Even still, the economics of autonomous trucks is complex. Removing the driver can lead to significant savings, but those gains must be shared among fleets, OEMs and autonomous technology providers, Rittstieg said.

Beyond autonomy, OEMs are focusing on software-defined vehicles, or SDVs, and agentic AI to increase efficiency and boost revenue.

Automating development, validation and administrative processes is seen as a near-term opportunity, while longer-term value lies in improved customer insight and aftermarket monetization.

The hope is that software platforms will lead to future sales.

“There is the idea that they will drive solution roles, that they will provide stickiness with customers and eventually lead to monetization after the point of sale, which is essentially what the OEMs are looking for when they look at future profit pools,” Schneiderbauer said.
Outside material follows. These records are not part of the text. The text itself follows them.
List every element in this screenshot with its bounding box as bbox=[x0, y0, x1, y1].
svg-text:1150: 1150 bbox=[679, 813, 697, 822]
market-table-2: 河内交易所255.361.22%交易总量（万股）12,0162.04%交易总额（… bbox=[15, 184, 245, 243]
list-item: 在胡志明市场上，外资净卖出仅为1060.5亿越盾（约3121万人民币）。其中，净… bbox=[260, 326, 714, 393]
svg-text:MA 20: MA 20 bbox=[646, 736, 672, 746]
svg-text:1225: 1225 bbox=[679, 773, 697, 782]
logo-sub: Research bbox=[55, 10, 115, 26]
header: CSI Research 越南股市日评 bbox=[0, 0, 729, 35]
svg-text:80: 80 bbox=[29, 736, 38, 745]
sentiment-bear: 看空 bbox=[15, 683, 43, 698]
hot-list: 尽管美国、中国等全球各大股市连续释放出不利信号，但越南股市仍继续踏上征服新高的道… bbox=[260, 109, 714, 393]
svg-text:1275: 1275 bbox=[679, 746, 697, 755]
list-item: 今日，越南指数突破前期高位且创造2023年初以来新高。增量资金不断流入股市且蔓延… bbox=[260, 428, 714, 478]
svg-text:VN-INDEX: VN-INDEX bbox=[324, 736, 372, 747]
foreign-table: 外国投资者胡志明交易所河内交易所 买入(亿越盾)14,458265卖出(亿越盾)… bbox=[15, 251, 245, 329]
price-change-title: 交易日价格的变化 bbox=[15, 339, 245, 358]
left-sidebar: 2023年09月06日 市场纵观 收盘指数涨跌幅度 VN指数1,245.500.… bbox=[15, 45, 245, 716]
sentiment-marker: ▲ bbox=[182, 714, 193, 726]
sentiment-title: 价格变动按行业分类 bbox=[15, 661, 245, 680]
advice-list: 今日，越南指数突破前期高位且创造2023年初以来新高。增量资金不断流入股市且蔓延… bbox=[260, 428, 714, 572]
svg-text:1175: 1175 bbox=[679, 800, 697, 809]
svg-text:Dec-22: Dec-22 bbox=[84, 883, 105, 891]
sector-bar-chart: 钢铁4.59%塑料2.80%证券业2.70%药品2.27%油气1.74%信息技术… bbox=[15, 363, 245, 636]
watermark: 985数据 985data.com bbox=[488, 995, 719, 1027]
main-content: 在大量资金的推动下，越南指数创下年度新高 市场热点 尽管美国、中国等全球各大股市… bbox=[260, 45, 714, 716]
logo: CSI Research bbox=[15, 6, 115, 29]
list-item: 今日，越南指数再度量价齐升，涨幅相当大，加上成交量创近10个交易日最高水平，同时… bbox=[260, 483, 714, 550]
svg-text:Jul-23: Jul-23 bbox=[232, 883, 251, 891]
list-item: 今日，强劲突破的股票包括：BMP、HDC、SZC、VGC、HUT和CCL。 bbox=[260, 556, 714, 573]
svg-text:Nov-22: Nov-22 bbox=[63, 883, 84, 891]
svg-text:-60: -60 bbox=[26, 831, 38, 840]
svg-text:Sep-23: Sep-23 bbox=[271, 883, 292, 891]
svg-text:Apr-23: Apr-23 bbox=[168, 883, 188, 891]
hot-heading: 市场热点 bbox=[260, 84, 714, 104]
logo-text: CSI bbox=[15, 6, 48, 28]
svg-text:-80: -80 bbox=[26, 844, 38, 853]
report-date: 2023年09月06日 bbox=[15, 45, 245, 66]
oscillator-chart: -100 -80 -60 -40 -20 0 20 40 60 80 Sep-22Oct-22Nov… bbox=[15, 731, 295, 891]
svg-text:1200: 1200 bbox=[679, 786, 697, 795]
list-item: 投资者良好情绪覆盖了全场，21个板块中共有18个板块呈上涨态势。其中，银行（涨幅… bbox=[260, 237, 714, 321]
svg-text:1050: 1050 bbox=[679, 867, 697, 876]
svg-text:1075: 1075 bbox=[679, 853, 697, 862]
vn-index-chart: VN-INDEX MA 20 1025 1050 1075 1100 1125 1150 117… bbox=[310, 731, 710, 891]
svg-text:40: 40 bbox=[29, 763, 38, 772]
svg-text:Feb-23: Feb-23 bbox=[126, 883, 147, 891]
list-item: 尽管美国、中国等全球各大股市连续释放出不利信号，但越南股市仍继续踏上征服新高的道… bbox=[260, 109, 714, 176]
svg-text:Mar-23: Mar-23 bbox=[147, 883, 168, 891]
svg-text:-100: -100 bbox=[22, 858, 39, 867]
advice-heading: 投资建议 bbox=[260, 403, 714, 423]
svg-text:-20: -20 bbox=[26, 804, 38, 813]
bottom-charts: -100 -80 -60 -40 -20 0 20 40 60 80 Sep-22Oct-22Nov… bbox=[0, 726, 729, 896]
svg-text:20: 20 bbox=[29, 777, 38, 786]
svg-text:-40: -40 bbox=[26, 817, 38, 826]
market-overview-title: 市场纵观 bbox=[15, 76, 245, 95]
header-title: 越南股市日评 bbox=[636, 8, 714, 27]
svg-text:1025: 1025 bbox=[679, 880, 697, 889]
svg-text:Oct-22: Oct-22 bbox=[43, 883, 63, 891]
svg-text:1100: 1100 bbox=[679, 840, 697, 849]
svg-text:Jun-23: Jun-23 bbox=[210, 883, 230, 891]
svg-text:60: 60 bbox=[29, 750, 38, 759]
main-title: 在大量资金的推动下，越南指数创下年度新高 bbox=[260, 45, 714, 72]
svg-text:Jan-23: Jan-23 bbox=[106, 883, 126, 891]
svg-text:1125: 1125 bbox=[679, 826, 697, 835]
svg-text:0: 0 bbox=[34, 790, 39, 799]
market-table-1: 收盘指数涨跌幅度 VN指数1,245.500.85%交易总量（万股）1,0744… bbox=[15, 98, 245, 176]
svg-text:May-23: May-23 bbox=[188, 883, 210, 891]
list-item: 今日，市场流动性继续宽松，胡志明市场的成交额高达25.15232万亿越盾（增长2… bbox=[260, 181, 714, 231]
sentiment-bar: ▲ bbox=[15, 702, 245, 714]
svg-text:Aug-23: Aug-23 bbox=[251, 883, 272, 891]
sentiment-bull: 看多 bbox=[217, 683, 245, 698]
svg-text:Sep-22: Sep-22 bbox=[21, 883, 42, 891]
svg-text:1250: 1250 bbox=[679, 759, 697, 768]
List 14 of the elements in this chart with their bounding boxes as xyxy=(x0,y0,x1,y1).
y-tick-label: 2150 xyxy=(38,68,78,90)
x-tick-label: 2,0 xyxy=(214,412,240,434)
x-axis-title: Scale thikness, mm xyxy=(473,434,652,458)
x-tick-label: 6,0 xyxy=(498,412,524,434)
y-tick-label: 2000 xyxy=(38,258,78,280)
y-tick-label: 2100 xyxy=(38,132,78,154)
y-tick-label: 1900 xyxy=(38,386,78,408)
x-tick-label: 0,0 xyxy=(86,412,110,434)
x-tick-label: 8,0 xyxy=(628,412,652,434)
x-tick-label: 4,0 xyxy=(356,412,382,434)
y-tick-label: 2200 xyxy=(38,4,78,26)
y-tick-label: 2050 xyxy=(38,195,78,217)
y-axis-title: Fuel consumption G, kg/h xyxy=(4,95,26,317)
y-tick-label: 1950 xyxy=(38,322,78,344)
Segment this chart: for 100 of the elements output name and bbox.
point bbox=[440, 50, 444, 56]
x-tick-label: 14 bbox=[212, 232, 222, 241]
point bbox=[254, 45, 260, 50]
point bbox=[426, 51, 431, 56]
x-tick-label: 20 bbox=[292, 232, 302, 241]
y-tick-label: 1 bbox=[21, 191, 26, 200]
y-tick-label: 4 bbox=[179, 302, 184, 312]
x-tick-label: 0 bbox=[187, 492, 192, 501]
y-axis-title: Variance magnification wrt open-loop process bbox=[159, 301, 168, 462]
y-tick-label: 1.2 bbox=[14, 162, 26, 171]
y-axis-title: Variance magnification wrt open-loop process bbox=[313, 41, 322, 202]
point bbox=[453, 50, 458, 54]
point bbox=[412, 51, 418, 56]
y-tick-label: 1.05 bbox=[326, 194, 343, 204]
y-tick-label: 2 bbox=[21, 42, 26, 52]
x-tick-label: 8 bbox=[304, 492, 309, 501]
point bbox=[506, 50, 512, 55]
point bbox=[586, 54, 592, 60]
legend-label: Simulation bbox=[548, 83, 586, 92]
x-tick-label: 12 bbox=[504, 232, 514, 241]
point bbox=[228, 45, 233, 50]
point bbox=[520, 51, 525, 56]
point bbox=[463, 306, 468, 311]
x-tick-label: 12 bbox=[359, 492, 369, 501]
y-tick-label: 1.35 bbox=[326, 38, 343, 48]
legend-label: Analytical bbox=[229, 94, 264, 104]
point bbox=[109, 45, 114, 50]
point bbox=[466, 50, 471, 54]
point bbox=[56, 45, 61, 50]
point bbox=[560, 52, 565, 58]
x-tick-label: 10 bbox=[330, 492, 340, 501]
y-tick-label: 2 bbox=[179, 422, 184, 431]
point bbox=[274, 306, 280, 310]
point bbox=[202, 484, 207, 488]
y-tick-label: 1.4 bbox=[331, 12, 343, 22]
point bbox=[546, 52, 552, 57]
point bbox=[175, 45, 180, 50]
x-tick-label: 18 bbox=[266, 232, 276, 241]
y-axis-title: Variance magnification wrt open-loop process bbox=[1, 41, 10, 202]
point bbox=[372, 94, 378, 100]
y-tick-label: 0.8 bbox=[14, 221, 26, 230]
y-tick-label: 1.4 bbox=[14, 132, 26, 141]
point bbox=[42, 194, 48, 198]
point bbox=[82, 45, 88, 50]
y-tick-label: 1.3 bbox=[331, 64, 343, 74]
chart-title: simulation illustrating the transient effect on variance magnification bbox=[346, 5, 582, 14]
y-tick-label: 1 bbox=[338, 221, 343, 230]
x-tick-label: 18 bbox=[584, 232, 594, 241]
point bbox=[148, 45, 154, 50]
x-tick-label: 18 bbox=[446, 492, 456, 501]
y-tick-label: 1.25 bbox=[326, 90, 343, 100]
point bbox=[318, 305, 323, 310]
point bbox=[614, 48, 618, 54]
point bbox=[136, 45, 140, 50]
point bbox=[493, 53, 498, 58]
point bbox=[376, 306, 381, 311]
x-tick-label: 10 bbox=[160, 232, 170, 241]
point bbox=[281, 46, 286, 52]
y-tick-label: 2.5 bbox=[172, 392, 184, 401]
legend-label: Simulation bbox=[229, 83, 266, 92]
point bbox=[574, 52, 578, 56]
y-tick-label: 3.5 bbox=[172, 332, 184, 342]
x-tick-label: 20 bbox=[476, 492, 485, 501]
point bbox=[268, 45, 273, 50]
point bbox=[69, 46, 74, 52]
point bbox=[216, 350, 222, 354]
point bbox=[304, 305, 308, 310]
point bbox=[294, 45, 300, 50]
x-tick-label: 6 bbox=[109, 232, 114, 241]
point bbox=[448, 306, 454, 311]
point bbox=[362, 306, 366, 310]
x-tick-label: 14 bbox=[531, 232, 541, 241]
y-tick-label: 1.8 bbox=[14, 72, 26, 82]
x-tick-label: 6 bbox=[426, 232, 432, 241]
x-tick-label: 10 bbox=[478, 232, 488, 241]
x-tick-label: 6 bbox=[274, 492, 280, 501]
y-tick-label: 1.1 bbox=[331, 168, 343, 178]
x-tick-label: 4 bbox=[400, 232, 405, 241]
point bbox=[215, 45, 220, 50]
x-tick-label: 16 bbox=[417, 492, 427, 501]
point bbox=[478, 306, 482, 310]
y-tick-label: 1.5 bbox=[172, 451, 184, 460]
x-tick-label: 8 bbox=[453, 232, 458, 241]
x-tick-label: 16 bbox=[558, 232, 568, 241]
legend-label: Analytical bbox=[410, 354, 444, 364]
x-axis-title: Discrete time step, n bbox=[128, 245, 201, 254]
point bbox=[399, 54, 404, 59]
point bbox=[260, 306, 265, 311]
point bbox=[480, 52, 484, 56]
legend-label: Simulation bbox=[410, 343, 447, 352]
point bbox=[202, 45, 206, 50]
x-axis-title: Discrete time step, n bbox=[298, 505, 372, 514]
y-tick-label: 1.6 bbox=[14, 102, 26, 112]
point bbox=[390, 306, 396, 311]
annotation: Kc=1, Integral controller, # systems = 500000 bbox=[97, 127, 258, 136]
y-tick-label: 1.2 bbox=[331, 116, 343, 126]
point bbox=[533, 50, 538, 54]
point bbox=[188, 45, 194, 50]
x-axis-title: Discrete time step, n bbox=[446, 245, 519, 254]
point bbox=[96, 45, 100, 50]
Today, McKinsey estimates OEMs capture about “$1 out of $3” spent on a truck over its life cycle, more in early years and less later on. Increasing aftermarket share through connectivity, predictive maintenance and bundled services could drive that much higher.

Even though near-term conditions remain difficult, Rittstieg said the U.S. remains the most attractive global truck market, and McKinsey projects North America will be the fastest-growing large market through 2035.

“When it comes to profit pools, this is the market you want to be in,” he said, adding that OEMs are likely to prioritize North American sales. “So I’m still pretty bullish on the U.S. as a market.”

In addition to fleets’ replacement cycles kicking off in the second half of 2026, McKinsey expects aftermarket parts and services to remain strong throughout the year.